Изложенные факты предлагают ключ к начальным стихам эпиграммы, а тем самым и основания для ее датировки. Но как объяснить два следующих стиха? Мы уже говорили о возможности в поэтическом сознании Пушкина контаминации страсти Рюмина к картам и маргинального значения мифологического божества по ассоциации с одноименной газетой, издаваемой злополучным журналистом. С учетом природы таких контаминаций, хорошо изученной психоаналитиками[124], «картежный вор» – это удачная острота, естественная в игровом жанре, где обязательным элементом композиции является остроумная концовка. Что же касается заключительного стиха, то своим рождением он обязан, как нам кажется, механизму обмолвки[125].

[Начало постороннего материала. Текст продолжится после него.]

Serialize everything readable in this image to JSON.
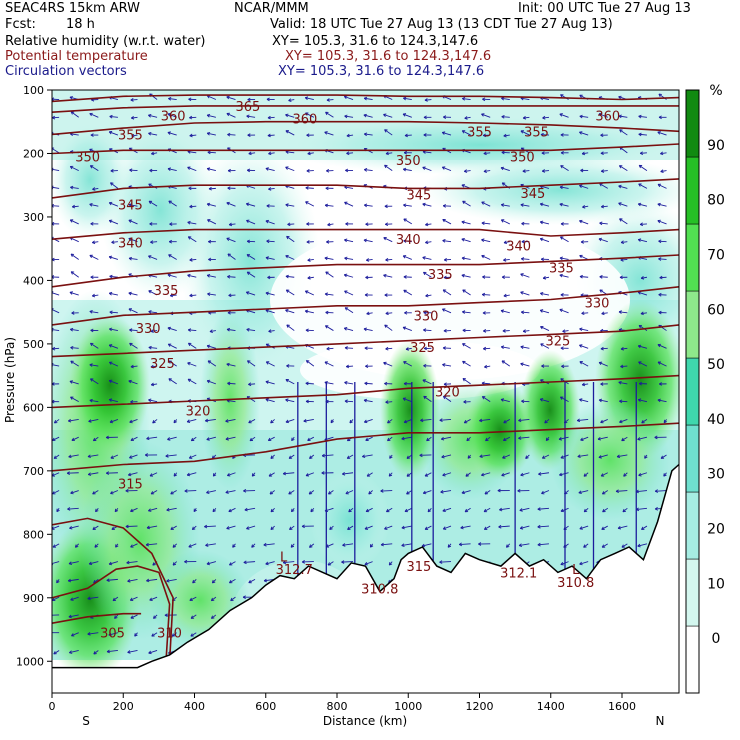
{
  "header": {
    "model": "SEAC4RS 15km ARW",
    "org": "NCAR/MMM",
    "init": "Init: 00 UTC Tue 27 Aug 13",
    "fcst_label": "Fcst:",
    "fcst_value": "18 h",
    "valid": "Valid: 18 UTC Tue 27 Aug 13 (13 CDT Tue 27 Aug 13)",
    "field1": "Relative humidity (w.r.t. water)",
    "field1_xy": "XY= 105.3, 31.6 to 124.3,147.6",
    "field2": "Potential temperature",
    "field2_xy": "XY= 105.3, 31.6 to 124.3,147.6",
    "field3": "Circulation vectors",
    "field3_xy": "XY= 105.3, 31.6 to 124.3,147.6"
  },
  "colors": {
    "theta": "#7a1010",
    "field2_text": "#8b1a1a",
    "field3_text": "#1a1a8b",
    "vector": "#1c1c9c",
    "terrain": "#000000"
  },
  "chart_data": {
    "type": "heatmap",
    "xlabel": "Distance (km)",
    "ylabel": "Pressure (hPa)",
    "xlim": [
      0,
      1760
    ],
    "ylim": [
      1050,
      100
    ],
    "x_ticks": [
      0,
      200,
      400,
      600,
      800,
      1000,
      1200,
      1400,
      1600
    ],
    "y_ticks": [
      100,
      200,
      300,
      400,
      500,
      600,
      700,
      800,
      900,
      1000
    ],
    "x_end_labels": [
      "S",
      "N"
    ],
    "colorbar": {
      "unit": "%",
      "ticks": [
        0,
        10,
        20,
        30,
        40,
        50,
        60,
        70,
        80,
        90
      ],
      "levels": [
        30,
        40,
        50,
        60,
        70,
        80,
        90
      ],
      "colors": [
        "#ffffff",
        "#d4f7ef",
        "#a6ede3",
        "#6fe0cf",
        "#3fd7ad",
        "#8ee88b",
        "#52e052",
        "#26c026",
        "#118a11"
      ]
    },
    "isentropes": [
      {
        "label": "305",
        "points": [
          [
            0,
            940
          ],
          [
            100,
            930
          ],
          [
            200,
            925
          ],
          [
            250,
            925
          ]
        ]
      },
      {
        "label": "310",
        "points": [
          [
            0,
            900
          ],
          [
            100,
            885
          ],
          [
            180,
            855
          ],
          [
            240,
            850
          ],
          [
            300,
            860
          ],
          [
            330,
            910
          ],
          [
            320,
            1000
          ]
        ]
      },
      {
        "label": "",
        "points": [
          [
            0,
            785
          ],
          [
            100,
            775
          ],
          [
            200,
            790
          ],
          [
            280,
            830
          ],
          [
            340,
            900
          ],
          [
            330,
            1000
          ]
        ]
      },
      {
        "label": "315",
        "points": [
          [
            0,
            700
          ],
          [
            200,
            690
          ],
          [
            400,
            685
          ],
          [
            600,
            670
          ],
          [
            800,
            650
          ],
          [
            1000,
            640
          ],
          [
            1200,
            640
          ],
          [
            1400,
            635
          ],
          [
            1600,
            630
          ],
          [
            1760,
            625
          ]
        ]
      },
      {
        "label": "320",
        "points": [
          [
            0,
            600
          ],
          [
            200,
            595
          ],
          [
            400,
            590
          ],
          [
            600,
            585
          ],
          [
            800,
            580
          ],
          [
            1000,
            570
          ],
          [
            1200,
            565
          ],
          [
            1400,
            560
          ],
          [
            1600,
            555
          ],
          [
            1760,
            550
          ]
        ]
      },
      {
        "label": "325",
        "points": [
          [
            0,
            520
          ],
          [
            200,
            515
          ],
          [
            400,
            510
          ],
          [
            600,
            505
          ],
          [
            800,
            500
          ],
          [
            1000,
            495
          ],
          [
            1200,
            490
          ],
          [
            1400,
            485
          ],
          [
            1600,
            480
          ],
          [
            1760,
            470
          ]
        ]
      },
      {
        "label": "330",
        "points": [
          [
            0,
            470
          ],
          [
            200,
            455
          ],
          [
            400,
            450
          ],
          [
            600,
            445
          ],
          [
            800,
            440
          ],
          [
            1000,
            440
          ],
          [
            1200,
            435
          ],
          [
            1400,
            430
          ],
          [
            1600,
            420
          ],
          [
            1760,
            410
          ]
        ]
      },
      {
        "label": "335",
        "points": [
          [
            0,
            410
          ],
          [
            200,
            395
          ],
          [
            400,
            385
          ],
          [
            600,
            380
          ],
          [
            800,
            375
          ],
          [
            1000,
            375
          ],
          [
            1200,
            375
          ],
          [
            1400,
            370
          ],
          [
            1600,
            365
          ],
          [
            1760,
            360
          ]
        ]
      },
      {
        "label": "340",
        "points": [
          [
            0,
            335
          ],
          [
            200,
            325
          ],
          [
            400,
            320
          ],
          [
            600,
            320
          ],
          [
            800,
            320
          ],
          [
            1000,
            320
          ],
          [
            1200,
            320
          ],
          [
            1400,
            330
          ],
          [
            1600,
            325
          ],
          [
            1760,
            320
          ]
        ]
      },
      {
        "label": "345",
        "points": [
          [
            0,
            270
          ],
          [
            200,
            255
          ],
          [
            400,
            250
          ],
          [
            600,
            250
          ],
          [
            800,
            250
          ],
          [
            1000,
            255
          ],
          [
            1200,
            255
          ],
          [
            1400,
            250
          ],
          [
            1600,
            245
          ],
          [
            1760,
            240
          ]
        ]
      },
      {
        "label": "350",
        "points": [
          [
            0,
            200
          ],
          [
            200,
            195
          ],
          [
            400,
            195
          ],
          [
            600,
            195
          ],
          [
            800,
            195
          ],
          [
            1000,
            195
          ],
          [
            1200,
            195
          ],
          [
            1400,
            195
          ],
          [
            1600,
            190
          ],
          [
            1760,
            185
          ]
        ]
      },
      {
        "label": "355",
        "points": [
          [
            0,
            170
          ],
          [
            200,
            160
          ],
          [
            400,
            152
          ],
          [
            600,
            150
          ],
          [
            800,
            150
          ],
          [
            1000,
            150
          ],
          [
            1200,
            152
          ],
          [
            1400,
            155
          ],
          [
            1600,
            160
          ],
          [
            1760,
            165
          ]
        ]
      },
      {
        "label": "360",
        "points": [
          [
            0,
            135
          ],
          [
            200,
            128
          ],
          [
            400,
            125
          ],
          [
            600,
            125
          ],
          [
            800,
            125
          ],
          [
            1000,
            125
          ],
          [
            1200,
            125
          ],
          [
            1400,
            125
          ],
          [
            1600,
            125
          ],
          [
            1760,
            125
          ]
        ]
      },
      {
        "label": "365",
        "points": [
          [
            0,
            118
          ],
          [
            200,
            110
          ],
          [
            400,
            108
          ],
          [
            600,
            108
          ],
          [
            800,
            108
          ],
          [
            1000,
            110
          ],
          [
            1200,
            110
          ],
          [
            1400,
            112
          ],
          [
            1600,
            115
          ],
          [
            1760,
            112
          ]
        ]
      }
    ],
    "isentrope_label_positions": [
      {
        "text": "305",
        "x": 170,
        "p": 955
      },
      {
        "text": "310",
        "x": 330,
        "p": 955
      },
      {
        "text": "315",
        "x": 220,
        "p": 720
      },
      {
        "text": "320",
        "x": 410,
        "p": 605
      },
      {
        "text": "320",
        "x": 1110,
        "p": 575
      },
      {
        "text": "325",
        "x": 310,
        "p": 530
      },
      {
        "text": "325",
        "x": 1040,
        "p": 505
      },
      {
        "text": "325",
        "x": 1420,
        "p": 495
      },
      {
        "text": "330",
        "x": 270,
        "p": 475
      },
      {
        "text": "330",
        "x": 1050,
        "p": 455
      },
      {
        "text": "330",
        "x": 1530,
        "p": 435
      },
      {
        "text": "335",
        "x": 320,
        "p": 415
      },
      {
        "text": "335",
        "x": 1090,
        "p": 390
      },
      {
        "text": "335",
        "x": 1430,
        "p": 380
      },
      {
        "text": "340",
        "x": 220,
        "p": 340
      },
      {
        "text": "340",
        "x": 1000,
        "p": 335
      },
      {
        "text": "340",
        "x": 1310,
        "p": 345
      },
      {
        "text": "345",
        "x": 220,
        "p": 280
      },
      {
        "text": "345",
        "x": 1030,
        "p": 265
      },
      {
        "text": "345",
        "x": 1350,
        "p": 262
      },
      {
        "text": "350",
        "x": 100,
        "p": 205
      },
      {
        "text": "350",
        "x": 1000,
        "p": 210
      },
      {
        "text": "350",
        "x": 1320,
        "p": 205
      },
      {
        "text": "355",
        "x": 220,
        "p": 170
      },
      {
        "text": "355",
        "x": 1200,
        "p": 165
      },
      {
        "text": "355",
        "x": 1360,
        "p": 165
      },
      {
        "text": "360",
        "x": 340,
        "p": 140
      },
      {
        "text": "360",
        "x": 710,
        "p": 145
      },
      {
        "text": "360",
        "x": 1560,
        "p": 140
      },
      {
        "text": "365",
        "x": 550,
        "p": 125
      }
    ],
    "annotations": [
      {
        "text": "L",
        "x": 650,
        "p": 835
      },
      {
        "text": "312.7",
        "x": 680,
        "p": 855
      },
      {
        "text": "310.8",
        "x": 920,
        "p": 885
      },
      {
        "text": "315",
        "x": 1030,
        "p": 850
      },
      {
        "text": "312.1",
        "x": 1310,
        "p": 860
      },
      {
        "text": "L",
        "x": 1470,
        "p": 855
      },
      {
        "text": "310.8",
        "x": 1470,
        "p": 875
      }
    ],
    "terrain": [
      [
        0,
        1010
      ],
      [
        240,
        1010
      ],
      [
        280,
        1000
      ],
      [
        330,
        990
      ],
      [
        380,
        970
      ],
      [
        440,
        950
      ],
      [
        500,
        920
      ],
      [
        560,
        900
      ],
      [
        600,
        880
      ],
      [
        640,
        865
      ],
      [
        680,
        870
      ],
      [
        720,
        850
      ],
      [
        760,
        860
      ],
      [
        800,
        870
      ],
      [
        840,
        845
      ],
      [
        880,
        850
      ],
      [
        920,
        890
      ],
      [
        960,
        870
      ],
      [
        980,
        840
      ],
      [
        1000,
        830
      ],
      [
        1040,
        820
      ],
      [
        1080,
        850
      ],
      [
        1120,
        860
      ],
      [
        1160,
        830
      ],
      [
        1200,
        840
      ],
      [
        1260,
        850
      ],
      [
        1300,
        830
      ],
      [
        1340,
        850
      ],
      [
        1380,
        840
      ],
      [
        1420,
        860
      ],
      [
        1460,
        850
      ],
      [
        1500,
        870
      ],
      [
        1540,
        840
      ],
      [
        1580,
        830
      ],
      [
        1620,
        820
      ],
      [
        1660,
        840
      ],
      [
        1700,
        780
      ],
      [
        1740,
        700
      ],
      [
        1760,
        690
      ]
    ]
  }
}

Поясним. Не исключено, что «картежный вор» повлек за собой ассоциацию об Американце, чье присутствие в пушкинской жизни почти не прерывалось. До 1826 года оно определялось неизменным намерением поэта «отплатить за тайные обиды». В более поздний период – работой над шестой главой «Евгения Онегина», где бретер Толстой предстал «во всем блеске» в образе Зарецкого, а после примирения бывших приятелей – их тесными дружескими связями.
В 1829 году образ Американца мог заново актуализироваться в пушкинском подсознании: Ф. Толстой стал посредником поэта в сватовстве к Н. Н. Гончаровой. Вообще, к 1829–1830 годам относится самый оживленный этап приятельства Пушкина с Толстым; тем больше оснований полагать, что в образе «картежного вора» суггестировалась тень Американца и что именно она оказала влияние на фразеологию и структуру заключительного стиха эпиграммы. Дело в том, что после женитьбы в 1821 году Толстой несколько остепенился: карточной игры не оставлял, но неоднократно бросал пить, накладывая на себя суровые епитимьи. Как писал Пушкин, «Отвыкнул от вина и стал картежный вор». С этим обстоятельством и связана обмолвка в интересующем нас четверостишии: «Но от вина ужель отвыкнул?» Вопрос вроде бы обращен к Рюмину, но он бы и не возник, если подсознательно не был адресован Толстому-Американцу[126].
Аргументация нашего соображения может быть усилена ссылкой на теорию высказывания как единицы речевого общения; тем более, что изустная природа эпиграммического жанра как бы обнажает необходимость апелляции к учению о «речевом взаимодействии» М. М. Бахтина. Ведущее начало в его теории – мысль о «диалогических обертонах», которыми наполнено высказывание. «Во всяком высказывании, – отмечал Бахтин, – при более глубоком его изучении в конкретных условиях речевого общения мы обнаружим целый ряд полускрытых и скрытых чужих слов разной степени чуждости»[127]. Чужие слова, введенные в высказывание, «вносят в него нечто, что является, так сказать, иррациональным с точки зрения языка как системы»[128]. В работе «Проблема речевых жанров» Бахтин писал: «… очень часто экспрессия нашего высказывания определяется не только – а иной раз и не столько – предметно-смысловым содержанием этого высказывания, но и чужими высказываниями на ту же тему, на которые мы отвечаем, с которыми мы полемизируем…»[129]. Выразительной иллюстрацией к размышлениям Бахтина служит интонированная на чужое высказывание пушкинская строка «Но от вина ужель отвыкнул?» Как замечал Бахтин, «интонация особенно чутка и всегда указывает на контекст»[130].
В отличие от Ф. Толстого, Рюмин никогда от вина «не отвыкал», и Пушкин знал об этом. В августе 1831 года он спрашивал Плетнева: «Кстати, не умер ли Бестужев-Рюмин? Говорят, холера уносит пьяниц»[131]. Бестужев умер 6 марта 1832 года в возрасте тридцати трех лет, но не от холеры, а сильной простуды.